Ogólne zasady dla silników tego typu (jest to rodzaj silników synchronicznych AC): przebieg napięcia ma być (zwykle) sinusoidalny; amplituda, częstotliwość i faza napięcia na uzwojeniach muszą być dostosowane do prędkości obrotu i chwilowego położenia wirnika; amplituda napięcia i częstotliwość mają być proporcjonalne do prędkości obrotowej. Jeśli ten warunek nie będzie spełniony, popłyną duże prądy, grożące uszkodzeniem sterownika, bądź silnika. Sterownik może do tego stosować PWM - na przebieg napięcia o częstotliwości dopasowanej do obrotów nakłada się szybkie włączanie i wyłączanie tego napięcia, co działa tak, jakby napięcie było niższe - i to pozwala dopasować efektywne napięcie do potrzebnej wartości.
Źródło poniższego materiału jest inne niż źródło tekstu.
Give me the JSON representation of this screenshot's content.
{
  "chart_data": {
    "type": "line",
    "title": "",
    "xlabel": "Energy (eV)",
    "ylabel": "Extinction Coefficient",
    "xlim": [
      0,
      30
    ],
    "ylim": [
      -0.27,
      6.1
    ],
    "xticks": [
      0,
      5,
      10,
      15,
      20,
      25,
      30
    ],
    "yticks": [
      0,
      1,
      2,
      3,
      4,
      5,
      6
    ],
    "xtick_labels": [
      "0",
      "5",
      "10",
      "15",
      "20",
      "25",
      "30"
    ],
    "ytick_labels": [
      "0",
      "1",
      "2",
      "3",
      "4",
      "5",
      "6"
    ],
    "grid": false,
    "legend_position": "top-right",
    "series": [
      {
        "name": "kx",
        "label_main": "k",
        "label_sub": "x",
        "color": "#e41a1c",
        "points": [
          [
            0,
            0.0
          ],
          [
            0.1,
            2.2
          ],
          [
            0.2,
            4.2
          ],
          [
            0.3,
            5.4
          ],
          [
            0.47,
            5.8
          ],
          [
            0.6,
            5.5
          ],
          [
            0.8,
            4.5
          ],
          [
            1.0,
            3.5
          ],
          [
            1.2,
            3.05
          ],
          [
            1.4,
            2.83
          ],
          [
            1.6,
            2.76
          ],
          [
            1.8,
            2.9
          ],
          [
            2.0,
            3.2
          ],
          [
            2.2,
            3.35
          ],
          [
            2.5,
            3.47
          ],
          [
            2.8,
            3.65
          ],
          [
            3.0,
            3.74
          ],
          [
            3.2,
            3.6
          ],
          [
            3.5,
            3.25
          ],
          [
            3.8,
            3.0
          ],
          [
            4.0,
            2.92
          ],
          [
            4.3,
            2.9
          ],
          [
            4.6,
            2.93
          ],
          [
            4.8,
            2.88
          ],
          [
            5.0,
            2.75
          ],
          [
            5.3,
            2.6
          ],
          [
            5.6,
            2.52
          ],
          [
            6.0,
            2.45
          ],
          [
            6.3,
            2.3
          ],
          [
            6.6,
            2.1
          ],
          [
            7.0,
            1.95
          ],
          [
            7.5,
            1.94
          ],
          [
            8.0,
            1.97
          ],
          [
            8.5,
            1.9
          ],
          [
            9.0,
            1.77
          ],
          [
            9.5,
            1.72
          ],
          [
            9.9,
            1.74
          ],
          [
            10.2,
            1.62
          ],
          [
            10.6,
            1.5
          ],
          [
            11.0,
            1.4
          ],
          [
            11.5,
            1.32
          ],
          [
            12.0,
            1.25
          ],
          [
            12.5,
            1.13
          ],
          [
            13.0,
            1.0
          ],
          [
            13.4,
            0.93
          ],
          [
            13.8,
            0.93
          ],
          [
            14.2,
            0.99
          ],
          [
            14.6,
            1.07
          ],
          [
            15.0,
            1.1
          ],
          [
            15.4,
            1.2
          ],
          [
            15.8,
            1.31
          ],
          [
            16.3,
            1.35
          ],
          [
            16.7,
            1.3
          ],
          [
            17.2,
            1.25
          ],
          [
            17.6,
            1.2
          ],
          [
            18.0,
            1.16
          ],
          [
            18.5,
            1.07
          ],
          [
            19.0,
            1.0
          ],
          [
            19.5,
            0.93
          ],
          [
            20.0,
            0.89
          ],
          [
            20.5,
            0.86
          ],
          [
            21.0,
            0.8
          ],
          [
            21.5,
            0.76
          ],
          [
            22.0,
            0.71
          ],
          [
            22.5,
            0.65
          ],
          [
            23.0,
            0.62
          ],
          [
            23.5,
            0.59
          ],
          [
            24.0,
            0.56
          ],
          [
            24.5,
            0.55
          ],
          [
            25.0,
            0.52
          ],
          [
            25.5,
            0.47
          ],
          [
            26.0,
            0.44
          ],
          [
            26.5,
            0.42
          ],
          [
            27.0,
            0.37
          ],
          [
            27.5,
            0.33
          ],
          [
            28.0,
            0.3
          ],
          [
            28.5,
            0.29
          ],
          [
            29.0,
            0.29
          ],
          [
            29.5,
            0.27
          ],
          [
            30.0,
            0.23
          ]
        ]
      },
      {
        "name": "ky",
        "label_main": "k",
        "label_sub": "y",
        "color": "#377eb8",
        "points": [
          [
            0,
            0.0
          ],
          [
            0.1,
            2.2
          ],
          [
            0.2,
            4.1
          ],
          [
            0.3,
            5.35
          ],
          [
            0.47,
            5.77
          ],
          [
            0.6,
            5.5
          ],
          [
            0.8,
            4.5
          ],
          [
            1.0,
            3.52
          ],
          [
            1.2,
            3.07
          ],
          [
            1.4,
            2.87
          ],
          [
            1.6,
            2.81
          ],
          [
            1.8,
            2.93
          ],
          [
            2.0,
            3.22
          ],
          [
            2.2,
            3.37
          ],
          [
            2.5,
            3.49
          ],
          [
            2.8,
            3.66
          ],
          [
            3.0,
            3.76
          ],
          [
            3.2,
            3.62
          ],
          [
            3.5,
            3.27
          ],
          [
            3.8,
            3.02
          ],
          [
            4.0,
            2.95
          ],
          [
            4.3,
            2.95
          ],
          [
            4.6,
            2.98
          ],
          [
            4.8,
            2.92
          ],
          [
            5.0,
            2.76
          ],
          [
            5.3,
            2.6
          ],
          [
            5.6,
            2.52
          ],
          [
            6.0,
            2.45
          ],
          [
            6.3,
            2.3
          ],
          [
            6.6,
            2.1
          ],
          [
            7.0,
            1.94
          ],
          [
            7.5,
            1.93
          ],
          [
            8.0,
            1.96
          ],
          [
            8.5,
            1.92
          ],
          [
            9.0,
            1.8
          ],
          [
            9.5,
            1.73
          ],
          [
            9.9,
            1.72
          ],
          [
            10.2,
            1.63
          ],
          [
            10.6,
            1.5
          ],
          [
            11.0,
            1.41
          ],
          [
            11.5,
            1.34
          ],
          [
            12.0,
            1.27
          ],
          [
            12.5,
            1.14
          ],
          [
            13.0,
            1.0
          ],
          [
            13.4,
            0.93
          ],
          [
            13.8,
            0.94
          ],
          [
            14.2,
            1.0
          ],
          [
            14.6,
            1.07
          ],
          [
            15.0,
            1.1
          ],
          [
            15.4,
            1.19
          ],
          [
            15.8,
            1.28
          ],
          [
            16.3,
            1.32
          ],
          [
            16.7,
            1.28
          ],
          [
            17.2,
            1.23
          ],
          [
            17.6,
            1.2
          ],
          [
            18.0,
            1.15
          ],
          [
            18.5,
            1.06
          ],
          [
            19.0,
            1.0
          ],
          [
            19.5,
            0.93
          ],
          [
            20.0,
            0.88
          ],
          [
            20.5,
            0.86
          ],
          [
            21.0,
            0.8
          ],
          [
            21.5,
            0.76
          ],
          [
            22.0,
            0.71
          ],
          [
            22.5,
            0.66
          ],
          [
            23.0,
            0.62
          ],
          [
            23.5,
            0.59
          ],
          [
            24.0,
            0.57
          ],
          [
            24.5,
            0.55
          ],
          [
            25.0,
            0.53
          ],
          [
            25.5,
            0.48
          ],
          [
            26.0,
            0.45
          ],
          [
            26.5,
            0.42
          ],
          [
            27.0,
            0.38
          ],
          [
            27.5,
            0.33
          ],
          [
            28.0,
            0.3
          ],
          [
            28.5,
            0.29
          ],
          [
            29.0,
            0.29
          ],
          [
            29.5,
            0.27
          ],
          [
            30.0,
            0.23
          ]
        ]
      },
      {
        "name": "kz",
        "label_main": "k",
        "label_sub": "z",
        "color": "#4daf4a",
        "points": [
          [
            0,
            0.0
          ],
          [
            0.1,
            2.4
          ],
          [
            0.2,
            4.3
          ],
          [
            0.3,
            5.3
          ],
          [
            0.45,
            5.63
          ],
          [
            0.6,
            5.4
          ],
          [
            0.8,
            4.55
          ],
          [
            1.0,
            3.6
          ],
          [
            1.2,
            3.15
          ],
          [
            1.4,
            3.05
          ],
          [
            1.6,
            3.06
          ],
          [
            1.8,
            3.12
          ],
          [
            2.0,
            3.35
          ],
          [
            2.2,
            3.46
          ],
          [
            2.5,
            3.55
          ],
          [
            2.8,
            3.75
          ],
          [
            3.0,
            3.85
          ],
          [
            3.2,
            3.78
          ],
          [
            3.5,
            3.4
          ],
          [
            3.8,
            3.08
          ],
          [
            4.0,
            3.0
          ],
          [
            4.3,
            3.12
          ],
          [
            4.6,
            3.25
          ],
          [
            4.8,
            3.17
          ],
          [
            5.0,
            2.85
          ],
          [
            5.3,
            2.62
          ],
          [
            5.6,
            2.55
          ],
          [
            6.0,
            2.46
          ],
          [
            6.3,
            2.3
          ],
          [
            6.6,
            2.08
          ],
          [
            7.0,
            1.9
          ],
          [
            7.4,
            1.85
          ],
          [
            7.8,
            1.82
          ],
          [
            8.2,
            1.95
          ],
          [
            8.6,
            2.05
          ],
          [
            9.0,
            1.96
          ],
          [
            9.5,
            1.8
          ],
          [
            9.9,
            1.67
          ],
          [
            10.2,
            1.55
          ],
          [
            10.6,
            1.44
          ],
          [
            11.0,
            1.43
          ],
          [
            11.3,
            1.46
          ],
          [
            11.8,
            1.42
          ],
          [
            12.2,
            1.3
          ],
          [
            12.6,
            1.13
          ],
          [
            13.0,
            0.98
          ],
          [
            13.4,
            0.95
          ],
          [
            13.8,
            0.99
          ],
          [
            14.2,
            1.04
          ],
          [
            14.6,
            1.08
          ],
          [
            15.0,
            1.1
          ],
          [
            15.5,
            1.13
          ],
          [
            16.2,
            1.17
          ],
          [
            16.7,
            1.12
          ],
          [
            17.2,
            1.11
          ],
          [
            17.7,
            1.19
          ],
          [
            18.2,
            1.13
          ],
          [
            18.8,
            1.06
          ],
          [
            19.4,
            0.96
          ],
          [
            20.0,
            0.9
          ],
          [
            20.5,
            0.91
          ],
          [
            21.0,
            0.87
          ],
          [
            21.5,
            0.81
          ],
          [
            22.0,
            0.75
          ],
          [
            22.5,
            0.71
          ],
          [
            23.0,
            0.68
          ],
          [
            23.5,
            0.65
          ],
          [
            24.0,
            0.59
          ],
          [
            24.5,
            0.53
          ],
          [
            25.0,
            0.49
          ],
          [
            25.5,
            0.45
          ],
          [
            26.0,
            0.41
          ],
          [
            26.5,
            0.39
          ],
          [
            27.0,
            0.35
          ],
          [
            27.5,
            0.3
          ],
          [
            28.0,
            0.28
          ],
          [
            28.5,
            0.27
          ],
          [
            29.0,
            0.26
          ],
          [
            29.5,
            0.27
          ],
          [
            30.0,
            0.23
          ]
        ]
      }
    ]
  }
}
--------------------------------------------
I jeszcze zupełnie inna sprawa, na którą trzeba zwrócić uwagę: z jaką szybkością ma się poruszać kotwica przy wyciąganiu? Jeśli szybkość będzie za duża, kotwica rozkołysze się i może uderzyć w ponton, może go przedziurawić. To oznacza, że albo trzeba zwalniać tempo wyciągania pod koniec, albo ograniczyć to tempo. Nie wiem, czy to jest istotne zagrożenie - niskie napięcie zasilania oznacza ograniczenie obrotów (tu się znowu kłania współczynnik określany jako RPM/V, ja w swoim wzorze opisałem go jako K), dodatkowo przekładnia jeszcze je zmniejszy i może przy zasilaniu 12V szybkość wyciągania kotwicy będzie wystarczająco mała, by nie było takiego zagrożenia - ale wypada sie co do tego upewnić.